Capitalism: A Love Story (2009)
Michael Moore
English

 

Capitalism is an evil. So declares Michael Moore at the end of his latest film, Capitalism: A Love Story (2009), effectively negating its title. Even after having come to terms with the fact that Moore, as a filmmaker, is incorrigible, that he will use his images to multiply the effect of his voiceover and that he will carry on with his self-pitying, self-congratulatory brand of showmanship and provocation, Capitalism: A Love Story turned out to be a large disappoint for me (For the record, I do think that he had a strike with Bowling for Columbine (2002) and the temperature did soar with Fahrenheit 9/11 (2004)). Two facets of this work prove to be the prime nails in its coffin. First of them is Moore’s largely reductive analysis of capitalism. His treatment of religion as a force that is corrupted by capitalism, instead of one that perpetrates it, betrays naïveté, at best, and hypocrisy, at worst. Perhaps, conceiving the project as a mini-series would have helped Moore build a more detailed analysis of the various elements at work.
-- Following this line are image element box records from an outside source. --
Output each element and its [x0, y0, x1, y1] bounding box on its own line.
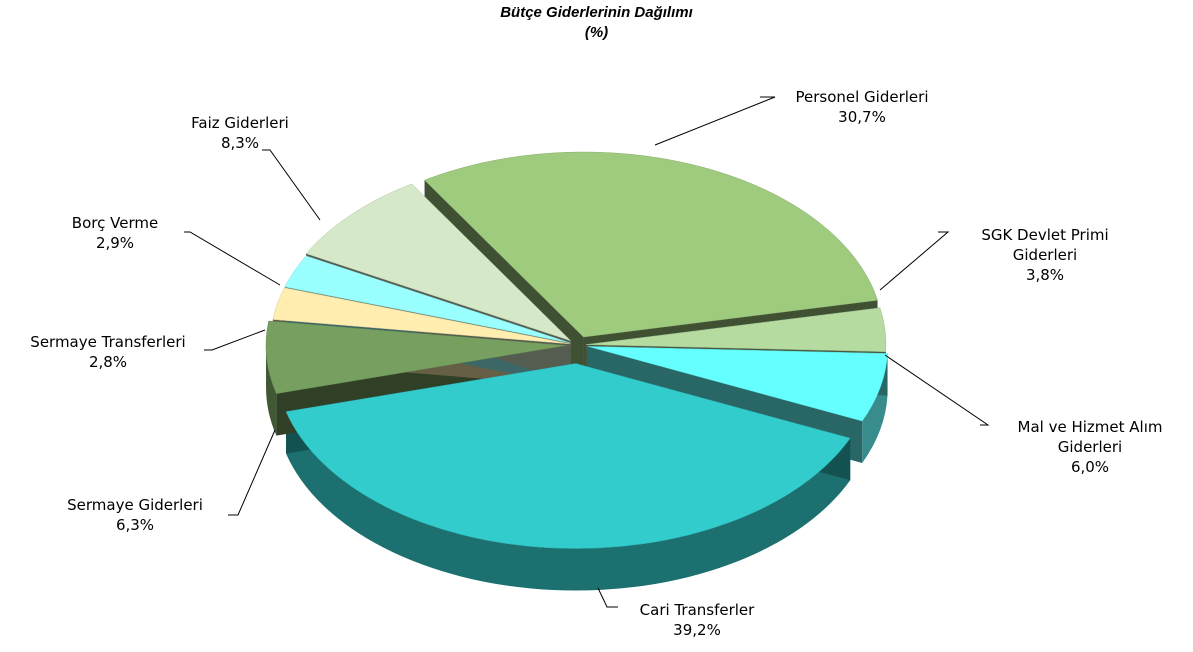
- slice: [285, 363, 851, 549]
- value-label: 6,3%: [115, 516, 155, 534]
- value-label: 3,8%: [1025, 266, 1065, 284]
- category-label: Mal ve Hizmet Alım Giderleri: [1017, 418, 1163, 456]
- category-label: SGK Devlet Primi Giderleri: [981, 226, 1109, 264]
- value-label: 30,7%: [838, 108, 886, 126]
- data-label: SGK Devlet Primi Giderleri 3,8%: [965, 225, 1125, 285]
- value-label: 39,2%: [673, 621, 721, 639]
- slice: [585, 307, 887, 352]
- slice-side: [266, 345, 277, 436]
- category-label: Personel Giderleri: [795, 88, 929, 106]
- slice: [424, 151, 878, 338]
- value-label: 6,0%: [1070, 458, 1110, 476]
- category-label: Sermaye Transferleri: [30, 333, 186, 351]
- leader-line: [262, 149, 321, 221]
- leader-line: [654, 96, 776, 146]
- data-label: Personel Giderleri 30,7%: [752, 87, 972, 127]
- data-label: Cari Transferler 39,2%: [587, 600, 807, 640]
- value-label: 2,8%: [88, 353, 128, 371]
- slice-side: [862, 353, 888, 464]
- slice: [272, 287, 571, 345]
- category-label: Cari Transferler: [639, 601, 755, 619]
- leader-line: [884, 354, 990, 426]
- leader-line: [204, 329, 266, 351]
- slice-tops: [265, 151, 888, 549]
- slice: [265, 320, 567, 394]
- data-label: Sermaye Giderleri 6,3%: [25, 495, 245, 535]
- category-label: Borç Verme: [71, 214, 159, 232]
- data-label: Sermaye Transferleri 2,8%: [0, 332, 218, 372]
- data-label: Borç Verme 2,9%: [15, 213, 215, 253]
- chart-subtitle: (%): [584, 24, 609, 41]
- chart-title: Bütçe Giderlerinin Dağılımı: [500, 4, 693, 21]
- leader-line: [879, 231, 950, 291]
- value-label: 2,9%: [95, 234, 135, 252]
- slice: [284, 255, 571, 344]
- data-label: Mal ve Hizmet Alım Giderleri 6,0%: [995, 417, 1185, 477]
- slice: [587, 346, 888, 422]
- leader-line: [184, 231, 281, 286]
- leader-line: [597, 587, 618, 608]
- category-label: Faiz Giderleri: [191, 114, 289, 132]
- slice-side: [286, 411, 851, 591]
- leader-line: [228, 429, 276, 516]
- value-label: 8,3%: [220, 134, 260, 152]
- category-label: Sermaye Giderleri: [67, 496, 203, 514]
- data-label: Faiz Giderleri 8,3%: [140, 113, 340, 153]
- slice: [305, 183, 571, 342]
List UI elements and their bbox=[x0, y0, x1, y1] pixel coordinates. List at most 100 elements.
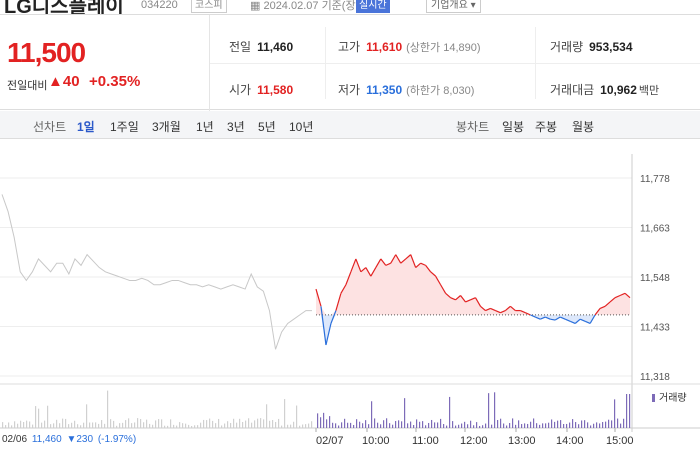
today-line-segment bbox=[599, 305, 606, 309]
price-summary: 11,500 전일대비 ▲40 +0.35% 전일 11,460 고가 11,610… bbox=[0, 14, 700, 111]
today-line-segment bbox=[425, 265, 432, 273]
volume-bar bbox=[233, 418, 235, 428]
line-chart-label[interactable]: 선차트 bbox=[33, 120, 67, 134]
volume-bar bbox=[152, 424, 154, 428]
volume-bar bbox=[467, 424, 469, 428]
today-line-segment bbox=[350, 258, 357, 273]
period-3m[interactable]: 3개월 bbox=[152, 120, 181, 134]
stock-header: LG디스플레이 034220 코스피 ▦ 2024.02.07 기준(장마감) … bbox=[0, 0, 700, 14]
volume-bar bbox=[362, 423, 364, 428]
today-line-segment bbox=[390, 254, 397, 264]
period-1w[interactable]: 1주일 bbox=[110, 120, 139, 134]
volume-bar bbox=[404, 398, 406, 428]
volume-bar bbox=[428, 422, 430, 428]
volume-bar bbox=[551, 419, 553, 428]
today-line-segment bbox=[584, 320, 591, 325]
today-line-segment bbox=[395, 254, 402, 264]
volume-bar bbox=[179, 422, 181, 428]
volume-bar bbox=[140, 419, 142, 428]
stat-label: 시가 bbox=[229, 83, 252, 97]
volume-bar bbox=[353, 424, 355, 428]
volume-bar bbox=[137, 418, 139, 428]
volume-bar bbox=[35, 406, 37, 428]
volume-bar bbox=[53, 423, 55, 428]
volume-bar bbox=[626, 394, 628, 428]
volume-bar bbox=[86, 404, 88, 428]
today-line-segment bbox=[320, 306, 327, 346]
y-tick-label: 11,663 bbox=[640, 224, 670, 235]
volume-bar bbox=[593, 423, 595, 428]
volume-bar bbox=[518, 420, 520, 428]
volume-bar bbox=[548, 422, 550, 428]
volume-bar bbox=[269, 420, 271, 428]
today-line-segment bbox=[380, 258, 387, 266]
company-info-dropdown[interactable]: 기업개요 ▾ bbox=[426, 0, 481, 13]
volume-bar bbox=[596, 422, 598, 428]
price-chart[interactable]: 11,778 11,663 11,548 11,433 11,318 02/07 10:0… bbox=[0, 140, 700, 450]
stat-volume: 거래량 953,534 bbox=[550, 38, 633, 55]
period-10y[interactable]: 10년 bbox=[289, 120, 314, 134]
amount-unit: 백만 bbox=[638, 85, 660, 97]
candle-monthly[interactable]: 월봉 bbox=[572, 120, 595, 134]
today-line-segment bbox=[385, 262, 391, 266]
today-line-segment bbox=[365, 267, 372, 277]
stat-value: 10,962 bbox=[600, 83, 637, 97]
realtime-badge[interactable]: 실시간 bbox=[356, 0, 390, 13]
volume-bar bbox=[203, 419, 205, 428]
change-percent: +0.35% bbox=[89, 73, 141, 90]
volume-bar bbox=[98, 423, 100, 428]
volume-bar bbox=[182, 423, 184, 428]
volume-bar bbox=[611, 420, 613, 428]
volume-bar bbox=[44, 420, 46, 428]
candle-daily[interactable]: 일봉 bbox=[502, 120, 525, 134]
volume-bar bbox=[194, 425, 196, 428]
volume-bar bbox=[539, 424, 541, 428]
volume-bar bbox=[317, 413, 319, 428]
today-line-segment bbox=[604, 301, 611, 307]
volume-bar bbox=[158, 419, 160, 428]
upper-limit: (상한가 14,890) bbox=[406, 42, 481, 54]
volume-bar bbox=[515, 424, 517, 428]
candle-weekly[interactable]: 주봉 bbox=[535, 120, 558, 134]
today-line-segment bbox=[420, 262, 426, 266]
volume-bar bbox=[386, 418, 388, 428]
period-3y[interactable]: 3년 bbox=[227, 120, 245, 134]
volume-label: 거래량 bbox=[659, 392, 687, 404]
period-1y[interactable]: 1년 bbox=[196, 120, 214, 134]
volume-bar bbox=[323, 412, 325, 428]
area-below-baseline bbox=[316, 314, 630, 346]
today-line-segment bbox=[450, 297, 456, 301]
stat-label: 거래량 bbox=[550, 40, 584, 54]
volume-bar bbox=[614, 399, 616, 428]
today-line-segment bbox=[455, 295, 461, 301]
period-5y[interactable]: 5년 bbox=[258, 120, 276, 134]
volume-bar bbox=[434, 422, 436, 428]
volume-bar bbox=[221, 425, 223, 428]
volume-bar bbox=[554, 421, 556, 428]
today-line-segment bbox=[495, 310, 501, 314]
volume-bar bbox=[170, 419, 172, 428]
volume-bar bbox=[272, 419, 274, 428]
volume-bar bbox=[410, 421, 412, 428]
period-1d[interactable]: 1일 bbox=[77, 120, 95, 134]
candle-chart-label[interactable]: 봉차트 bbox=[456, 120, 490, 134]
x-tick-label: 11:00 bbox=[412, 435, 439, 447]
volume-bar bbox=[377, 422, 379, 428]
volume-bar bbox=[413, 425, 415, 428]
today-line-segment bbox=[400, 258, 407, 264]
volume-bar bbox=[455, 425, 457, 428]
volume-bar bbox=[569, 422, 571, 428]
prev-value: 11,460 bbox=[31, 434, 62, 445]
volume-bar bbox=[104, 423, 106, 428]
volume-bar bbox=[521, 424, 523, 428]
volume-bar bbox=[332, 422, 334, 428]
today-line-segment bbox=[569, 320, 576, 325]
volume-bar bbox=[32, 424, 34, 428]
today-line-segment bbox=[445, 292, 451, 299]
volume-bar bbox=[281, 425, 283, 428]
volume-bar bbox=[560, 420, 562, 428]
volume-bar bbox=[629, 394, 631, 428]
volume-bar bbox=[437, 422, 439, 428]
change-amount: ▲40 bbox=[48, 73, 80, 90]
volume-bar bbox=[392, 424, 394, 428]
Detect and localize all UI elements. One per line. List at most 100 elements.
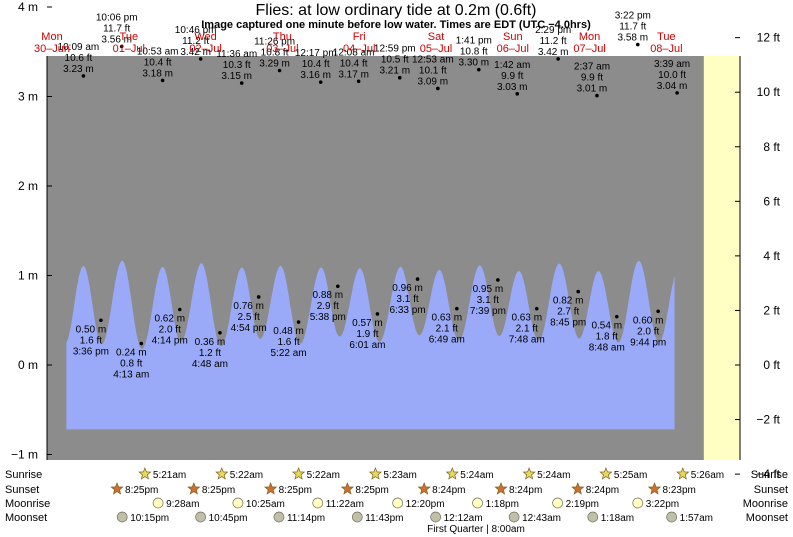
high-tide-time: 12:17 pm (295, 48, 337, 59)
low-tide-metres: 0.95 m (473, 284, 504, 295)
high-tide-metres: 3.23 m (63, 64, 94, 75)
day-date: 07–Jul (573, 43, 605, 55)
high-tide-feet: 10.0 ft (658, 70, 686, 81)
day-name: Sun (503, 31, 523, 43)
moonset-icon (666, 511, 677, 523)
left-tick-label: 4 m (18, 0, 38, 14)
low-tide-time: 4:14 pm (152, 336, 188, 347)
low-tide-time: 6:01 am (349, 340, 385, 351)
low-tide-point (656, 309, 660, 314)
sunrise-time: 5:23am (383, 470, 416, 481)
high-tide-metres: 3.58 m (617, 33, 648, 44)
high-tide-metres: 3.29 m (259, 59, 290, 70)
low-tide-time: 5:38 pm (310, 312, 346, 323)
right-tick-label: −2 ft (756, 413, 780, 427)
moonset-icon (116, 511, 128, 523)
day-name: Mon (579, 31, 600, 43)
high-tide-time: 10:09 am (58, 42, 100, 53)
low-tide-time: 8:45 pm (550, 318, 586, 329)
sunset-icon (494, 482, 508, 495)
low-tide-metres: 0.50 m (76, 324, 107, 335)
low-tide-feet: 2.7 ft (557, 307, 579, 318)
high-tide-feet: 10.4 ft (340, 58, 368, 69)
high-tide-feet: 11.2 ft (182, 36, 209, 47)
low-tide-point (139, 341, 144, 346)
low-tide-point (99, 318, 103, 323)
moonset-icon (430, 511, 441, 523)
moonrise-time: 9:28am (166, 499, 199, 510)
sunset-icon (417, 482, 431, 495)
sunrise-row-label-right: Sunrise (751, 469, 788, 481)
low-tide-point (455, 306, 459, 311)
high-tide-time: 2:37 am (574, 62, 610, 73)
day-name: Fri (353, 31, 366, 43)
day-name: Wed (194, 31, 216, 43)
high-tide-point (318, 80, 323, 84)
sunrise-icon (522, 467, 536, 480)
moonrise-icon (472, 497, 483, 509)
left-tick-label: 3 m (18, 90, 38, 104)
high-tide-metres: 3.30 m (458, 58, 489, 69)
left-tick-label: 0 m (18, 358, 38, 372)
sunset-time: 8:24pm (586, 485, 619, 496)
moonrise-icon (552, 497, 563, 509)
low-tide-metres: 0.36 m (195, 337, 226, 348)
moonset-icon (587, 511, 599, 523)
moonset-time: 10:45pm (209, 513, 248, 524)
right-tick-label: 4 ft (763, 249, 780, 263)
right-tick-label: 2 ft (763, 303, 780, 317)
sunset-icon (110, 482, 124, 495)
low-tide-time: 4:48 am (192, 359, 228, 370)
low-tide-metres: 0.48 m (273, 326, 304, 337)
high-tide-time: 12:08 am (333, 47, 375, 58)
low-tide-feet: 2.0 ft (159, 325, 181, 336)
day-date: 30–Jun (34, 43, 70, 55)
left-tick-label: 1 m (18, 269, 38, 283)
high-tide-metres: 3.01 m (577, 84, 608, 95)
day-labels: Mon30–JunTue01–JulWed02–JulThu03–JulFri0… (34, 31, 683, 55)
high-tide-metres: 3.56 m (101, 34, 132, 45)
day-name: Thu (273, 31, 292, 43)
high-tide-metres: 3.09 m (418, 76, 449, 87)
sunrise-time: 5:24am (460, 470, 493, 481)
sunset-icon (571, 482, 585, 495)
moonset-time: 12:43am (522, 513, 561, 524)
low-tide-point (415, 277, 420, 281)
high-tide-metres: 3.04 m (657, 81, 688, 92)
day-date: 03–Jul (266, 43, 298, 55)
low-tide-time: 5:22 am (271, 348, 307, 359)
moonset-icon (273, 511, 285, 523)
high-tide-metres: 3.42 m (538, 47, 569, 58)
moonset-time: 1:18am (601, 513, 634, 524)
high-tide-point (160, 78, 165, 83)
high-tide-point (198, 57, 203, 61)
high-tide-feet: 10.4 ft (144, 57, 172, 68)
low-tide-point (218, 330, 222, 335)
low-tide-time: 6:49 am (429, 335, 465, 346)
high-tide-time: 11:36 am (216, 49, 257, 60)
high-tide-point (476, 67, 481, 72)
left-tick-label: −1 m (11, 448, 38, 462)
high-tide-time: 10:06 pm (96, 12, 138, 23)
low-tide-metres: 0.96 m (392, 283, 423, 294)
high-tide-time: 3:39 am (654, 59, 690, 70)
low-tide-feet: 3.1 ft (477, 295, 499, 306)
low-tide-time: 4:13 am (113, 370, 149, 381)
low-tide-feet: 3.1 ft (396, 294, 418, 305)
low-tide-point (534, 306, 539, 311)
low-tide-time: 8:48 am (589, 343, 625, 354)
moonrise-time: 1:18pm (486, 499, 519, 510)
sunrise-icon (215, 467, 229, 480)
low-tide-point (256, 295, 261, 299)
moon-phase: First Quarter | 8:00am (427, 524, 525, 535)
sunset-row-label-left: Sunset (5, 484, 39, 496)
high-tide-time: 10:53 am (137, 46, 179, 57)
sunrise-time: 5:22am (307, 470, 340, 481)
high-tide-feet: 9.9 ft (501, 71, 523, 82)
moonrise-time: 2:19pm (566, 499, 599, 510)
right-tick-label: 6 ft (763, 194, 780, 208)
day-date: 08–Jul (650, 43, 682, 55)
low-tide-metres: 0.82 m (553, 296, 584, 307)
moonrise-icon (312, 497, 324, 509)
tide-area (66, 260, 675, 430)
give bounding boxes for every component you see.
The second: Moore’s temptation for moral simplification. Moore treats all the corporations as a single, monolithic entity driven by profit motive. Instead of illustrating the flaws in the logic of the system, he comfortably resolves its participants into good and evil. Although there may be some truth to that, it is only expected of a film that works on a human level, as Moore’s film most definitely does, to explore the human dimension of both sides and discover where exactly we are going wrong. However, Moore’s film has a lot going for it, especially in the later passages which exude much welcome optimism. Unlike his antiestablishmentarian ancestor Stanley Kubrick (whose Spartacus (1960) is echoed in the opening sequence), Moore is not a cynic by any measure. Fittingly, he tells us: “I refuse to live in a country like this. And I’m not leaving.”